Scott, I think you missed the point of Chris Pratt’s character. Alex and Suzie spontaneously had sex, she got pregnant and they married. They reacted to their feelings as they happened, whereas Tom and Violet over thought their every move. Love is not a script, it is an emotional reaction. This boring couple keeps waiting for the perfect time to wed, as if there is one, while Alex and Suzie have an unplanned, yet seemingly, happy life.
The real question is, would Tom have been any happier in Michigan had he and Violet been legally wed first? Would that legal document made any difference? The answer is, of course, no. This couple’s real issue has nothing to do with their five year engagement. It is simply that they are each in a place they are not willing to sacrifice for the other, so they sacrificed each other instead.

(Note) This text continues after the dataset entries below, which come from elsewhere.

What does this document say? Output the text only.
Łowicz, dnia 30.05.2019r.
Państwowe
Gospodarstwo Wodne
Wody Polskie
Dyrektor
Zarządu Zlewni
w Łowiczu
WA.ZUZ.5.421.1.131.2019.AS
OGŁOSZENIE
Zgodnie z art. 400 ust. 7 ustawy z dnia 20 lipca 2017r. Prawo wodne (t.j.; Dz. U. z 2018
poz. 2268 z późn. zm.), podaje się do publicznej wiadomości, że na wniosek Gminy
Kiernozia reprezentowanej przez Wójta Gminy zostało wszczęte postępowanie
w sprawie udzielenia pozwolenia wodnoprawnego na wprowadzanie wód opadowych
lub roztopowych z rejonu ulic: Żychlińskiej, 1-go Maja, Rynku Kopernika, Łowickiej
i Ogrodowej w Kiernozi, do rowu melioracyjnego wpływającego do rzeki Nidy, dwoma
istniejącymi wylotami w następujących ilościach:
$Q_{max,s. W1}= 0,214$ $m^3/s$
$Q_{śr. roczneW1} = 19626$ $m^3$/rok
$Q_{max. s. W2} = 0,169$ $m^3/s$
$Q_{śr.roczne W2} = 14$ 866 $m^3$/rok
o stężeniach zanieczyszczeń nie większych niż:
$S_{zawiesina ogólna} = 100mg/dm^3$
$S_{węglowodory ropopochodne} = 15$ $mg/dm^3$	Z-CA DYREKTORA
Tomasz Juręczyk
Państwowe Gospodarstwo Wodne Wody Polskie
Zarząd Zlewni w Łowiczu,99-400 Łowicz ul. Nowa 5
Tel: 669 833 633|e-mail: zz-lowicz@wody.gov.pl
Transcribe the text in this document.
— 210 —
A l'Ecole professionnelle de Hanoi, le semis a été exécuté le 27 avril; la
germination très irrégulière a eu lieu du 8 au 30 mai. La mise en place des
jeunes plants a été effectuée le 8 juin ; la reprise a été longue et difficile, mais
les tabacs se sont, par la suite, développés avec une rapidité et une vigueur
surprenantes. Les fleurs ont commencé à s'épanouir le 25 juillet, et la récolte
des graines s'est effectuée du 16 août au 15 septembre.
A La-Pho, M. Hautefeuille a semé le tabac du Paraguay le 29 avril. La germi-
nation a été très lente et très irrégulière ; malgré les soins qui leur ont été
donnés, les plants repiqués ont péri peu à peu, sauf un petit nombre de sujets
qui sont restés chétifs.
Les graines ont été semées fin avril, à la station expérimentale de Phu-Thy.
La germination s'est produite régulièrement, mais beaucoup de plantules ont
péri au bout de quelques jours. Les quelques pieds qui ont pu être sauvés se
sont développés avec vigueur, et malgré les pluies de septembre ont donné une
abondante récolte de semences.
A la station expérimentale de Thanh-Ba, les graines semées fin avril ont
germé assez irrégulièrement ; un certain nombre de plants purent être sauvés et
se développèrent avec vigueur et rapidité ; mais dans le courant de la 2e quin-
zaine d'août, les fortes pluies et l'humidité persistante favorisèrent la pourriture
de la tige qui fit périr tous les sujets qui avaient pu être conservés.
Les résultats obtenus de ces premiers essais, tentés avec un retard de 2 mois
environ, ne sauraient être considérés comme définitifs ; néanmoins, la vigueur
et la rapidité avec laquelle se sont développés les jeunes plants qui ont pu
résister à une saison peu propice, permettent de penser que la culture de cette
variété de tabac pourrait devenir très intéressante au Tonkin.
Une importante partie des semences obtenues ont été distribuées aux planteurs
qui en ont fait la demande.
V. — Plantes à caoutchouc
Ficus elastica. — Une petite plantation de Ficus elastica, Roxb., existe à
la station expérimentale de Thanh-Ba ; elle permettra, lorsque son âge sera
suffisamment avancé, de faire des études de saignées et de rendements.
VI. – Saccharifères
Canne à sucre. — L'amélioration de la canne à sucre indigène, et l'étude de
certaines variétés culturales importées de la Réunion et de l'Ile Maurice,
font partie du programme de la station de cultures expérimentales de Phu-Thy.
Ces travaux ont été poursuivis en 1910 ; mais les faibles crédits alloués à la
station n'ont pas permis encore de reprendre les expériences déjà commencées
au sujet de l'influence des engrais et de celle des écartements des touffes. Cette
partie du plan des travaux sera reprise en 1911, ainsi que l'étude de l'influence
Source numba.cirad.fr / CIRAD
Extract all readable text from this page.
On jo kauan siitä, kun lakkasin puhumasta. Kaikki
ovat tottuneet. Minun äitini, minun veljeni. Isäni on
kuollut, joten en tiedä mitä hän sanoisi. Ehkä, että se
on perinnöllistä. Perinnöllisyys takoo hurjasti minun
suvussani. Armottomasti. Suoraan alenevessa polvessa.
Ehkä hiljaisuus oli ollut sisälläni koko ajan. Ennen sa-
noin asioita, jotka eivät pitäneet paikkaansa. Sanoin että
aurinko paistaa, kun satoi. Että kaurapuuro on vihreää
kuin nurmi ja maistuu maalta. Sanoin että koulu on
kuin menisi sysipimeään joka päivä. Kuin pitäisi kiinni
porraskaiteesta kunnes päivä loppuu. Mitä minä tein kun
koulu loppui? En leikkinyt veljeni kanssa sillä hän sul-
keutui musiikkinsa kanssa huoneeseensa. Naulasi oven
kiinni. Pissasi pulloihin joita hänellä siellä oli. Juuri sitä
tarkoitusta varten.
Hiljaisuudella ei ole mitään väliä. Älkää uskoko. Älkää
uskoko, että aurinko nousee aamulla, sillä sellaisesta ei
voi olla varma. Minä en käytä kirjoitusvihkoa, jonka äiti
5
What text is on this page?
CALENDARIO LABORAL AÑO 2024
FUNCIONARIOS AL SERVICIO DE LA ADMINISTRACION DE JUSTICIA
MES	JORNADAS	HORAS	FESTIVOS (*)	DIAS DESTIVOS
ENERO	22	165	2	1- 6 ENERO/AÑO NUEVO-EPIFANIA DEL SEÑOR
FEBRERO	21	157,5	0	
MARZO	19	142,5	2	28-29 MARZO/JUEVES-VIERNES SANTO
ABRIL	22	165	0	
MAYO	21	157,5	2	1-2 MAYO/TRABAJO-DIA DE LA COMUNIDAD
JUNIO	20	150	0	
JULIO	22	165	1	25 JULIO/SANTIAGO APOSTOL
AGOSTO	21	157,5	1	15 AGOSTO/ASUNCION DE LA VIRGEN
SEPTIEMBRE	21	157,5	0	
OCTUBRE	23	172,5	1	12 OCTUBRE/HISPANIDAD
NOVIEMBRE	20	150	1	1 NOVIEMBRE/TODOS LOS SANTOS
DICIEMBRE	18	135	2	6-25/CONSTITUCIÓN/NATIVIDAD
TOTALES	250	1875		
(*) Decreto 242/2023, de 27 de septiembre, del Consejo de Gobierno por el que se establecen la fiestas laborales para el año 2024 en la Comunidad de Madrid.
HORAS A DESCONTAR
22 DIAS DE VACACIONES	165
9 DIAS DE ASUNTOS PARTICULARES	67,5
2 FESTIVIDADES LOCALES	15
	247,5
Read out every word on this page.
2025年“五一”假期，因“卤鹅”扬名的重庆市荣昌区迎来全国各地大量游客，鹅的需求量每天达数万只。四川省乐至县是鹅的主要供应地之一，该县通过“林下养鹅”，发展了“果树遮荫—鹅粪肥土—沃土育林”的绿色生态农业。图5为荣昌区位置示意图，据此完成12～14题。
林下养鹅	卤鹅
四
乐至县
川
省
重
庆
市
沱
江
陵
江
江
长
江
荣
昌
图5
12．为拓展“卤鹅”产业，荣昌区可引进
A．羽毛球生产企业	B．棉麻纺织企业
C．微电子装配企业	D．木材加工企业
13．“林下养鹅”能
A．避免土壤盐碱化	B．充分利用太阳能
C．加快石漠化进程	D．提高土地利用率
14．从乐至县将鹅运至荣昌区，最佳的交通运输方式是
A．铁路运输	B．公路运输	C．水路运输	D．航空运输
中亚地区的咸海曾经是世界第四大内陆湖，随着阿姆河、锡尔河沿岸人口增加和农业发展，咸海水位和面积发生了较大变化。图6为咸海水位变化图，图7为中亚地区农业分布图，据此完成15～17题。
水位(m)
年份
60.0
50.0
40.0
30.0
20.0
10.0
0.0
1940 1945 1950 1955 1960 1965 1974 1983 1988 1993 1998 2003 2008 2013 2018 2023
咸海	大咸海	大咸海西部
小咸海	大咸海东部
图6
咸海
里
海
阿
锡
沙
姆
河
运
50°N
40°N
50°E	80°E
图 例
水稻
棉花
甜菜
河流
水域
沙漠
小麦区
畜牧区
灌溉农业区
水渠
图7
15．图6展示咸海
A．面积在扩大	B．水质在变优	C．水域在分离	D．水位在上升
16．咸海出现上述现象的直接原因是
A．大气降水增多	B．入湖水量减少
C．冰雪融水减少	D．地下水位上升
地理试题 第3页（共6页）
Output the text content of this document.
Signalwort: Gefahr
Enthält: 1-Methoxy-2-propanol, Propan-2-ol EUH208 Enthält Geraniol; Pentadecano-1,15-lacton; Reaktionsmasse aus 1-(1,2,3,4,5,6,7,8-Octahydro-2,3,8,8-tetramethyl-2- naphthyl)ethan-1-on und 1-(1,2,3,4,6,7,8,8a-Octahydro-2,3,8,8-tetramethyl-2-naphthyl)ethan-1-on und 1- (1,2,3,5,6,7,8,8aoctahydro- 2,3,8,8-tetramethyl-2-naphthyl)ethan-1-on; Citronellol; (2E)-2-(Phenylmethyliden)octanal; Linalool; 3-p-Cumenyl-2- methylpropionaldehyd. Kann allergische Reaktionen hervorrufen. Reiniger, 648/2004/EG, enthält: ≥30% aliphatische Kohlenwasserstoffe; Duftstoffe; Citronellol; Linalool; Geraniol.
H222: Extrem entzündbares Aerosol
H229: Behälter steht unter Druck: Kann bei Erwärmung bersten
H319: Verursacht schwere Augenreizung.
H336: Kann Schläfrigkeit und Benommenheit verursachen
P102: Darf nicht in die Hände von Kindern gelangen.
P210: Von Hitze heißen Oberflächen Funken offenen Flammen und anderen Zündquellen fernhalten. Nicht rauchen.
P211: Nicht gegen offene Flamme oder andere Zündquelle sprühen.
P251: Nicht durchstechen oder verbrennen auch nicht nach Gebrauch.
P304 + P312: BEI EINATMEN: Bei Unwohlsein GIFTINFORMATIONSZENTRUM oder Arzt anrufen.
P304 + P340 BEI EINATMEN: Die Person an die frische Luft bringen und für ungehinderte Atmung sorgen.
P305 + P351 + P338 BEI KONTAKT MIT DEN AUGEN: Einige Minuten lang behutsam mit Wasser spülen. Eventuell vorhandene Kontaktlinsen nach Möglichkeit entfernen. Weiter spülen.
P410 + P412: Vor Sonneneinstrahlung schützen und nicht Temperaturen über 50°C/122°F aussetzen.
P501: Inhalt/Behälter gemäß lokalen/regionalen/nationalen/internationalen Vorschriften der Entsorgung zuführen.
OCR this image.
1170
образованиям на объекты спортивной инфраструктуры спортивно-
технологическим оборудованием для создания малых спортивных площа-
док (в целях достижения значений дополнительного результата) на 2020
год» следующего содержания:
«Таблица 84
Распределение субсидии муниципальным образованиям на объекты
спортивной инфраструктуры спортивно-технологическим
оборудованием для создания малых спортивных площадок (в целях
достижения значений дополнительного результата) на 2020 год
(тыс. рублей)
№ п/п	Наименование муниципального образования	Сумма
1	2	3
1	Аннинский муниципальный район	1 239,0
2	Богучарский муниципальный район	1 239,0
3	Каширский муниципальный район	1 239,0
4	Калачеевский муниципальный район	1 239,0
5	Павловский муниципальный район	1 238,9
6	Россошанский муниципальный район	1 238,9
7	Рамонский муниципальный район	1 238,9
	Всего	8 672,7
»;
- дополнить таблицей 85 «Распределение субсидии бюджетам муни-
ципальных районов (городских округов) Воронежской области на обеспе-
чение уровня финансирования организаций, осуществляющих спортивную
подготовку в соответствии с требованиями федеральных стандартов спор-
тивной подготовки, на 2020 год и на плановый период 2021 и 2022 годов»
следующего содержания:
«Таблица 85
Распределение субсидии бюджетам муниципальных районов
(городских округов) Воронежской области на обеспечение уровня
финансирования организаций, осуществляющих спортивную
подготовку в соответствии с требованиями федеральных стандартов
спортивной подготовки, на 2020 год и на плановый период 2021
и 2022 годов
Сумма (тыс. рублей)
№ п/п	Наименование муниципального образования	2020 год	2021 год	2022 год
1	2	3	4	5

I was not so put off by the swearing as much as I was the less than clever writing. The entire donut study as symbolism for Violet’s and Tom’s relationship is not as astounding as the writers may have thought. Will people wait for fresh donuts, they may or may not get, or will they simply eat the day old donuts available.
The Five-Year Engagement has a lesson to teach. From Tom’s parents, he learns that there is no perfect spouse, relationship or timing. A relationship is not only sacrifice but making the best out of that sacrifice. Sure, life requires some planning but feelings and emotions do not work on a time table. As Violet says to Tom, “I don’t think that we can figure out all of our problems before we get married and I am pretty sure we’ll have some after but I promise you that I will just love you every step of the way.”
It is a nice enough message of love and reality but as Scott noted, it takes far too long to get to that rather simple point. I like Chris Parnell and Kevin Hart but I agree that they are unnecessary supporting players. A tighter script would have been a benefit but a better depiction of this couples affection for each other would have likewise helped. It takes Tom and Violet five years and us over two hours for them to end up exactly where they started.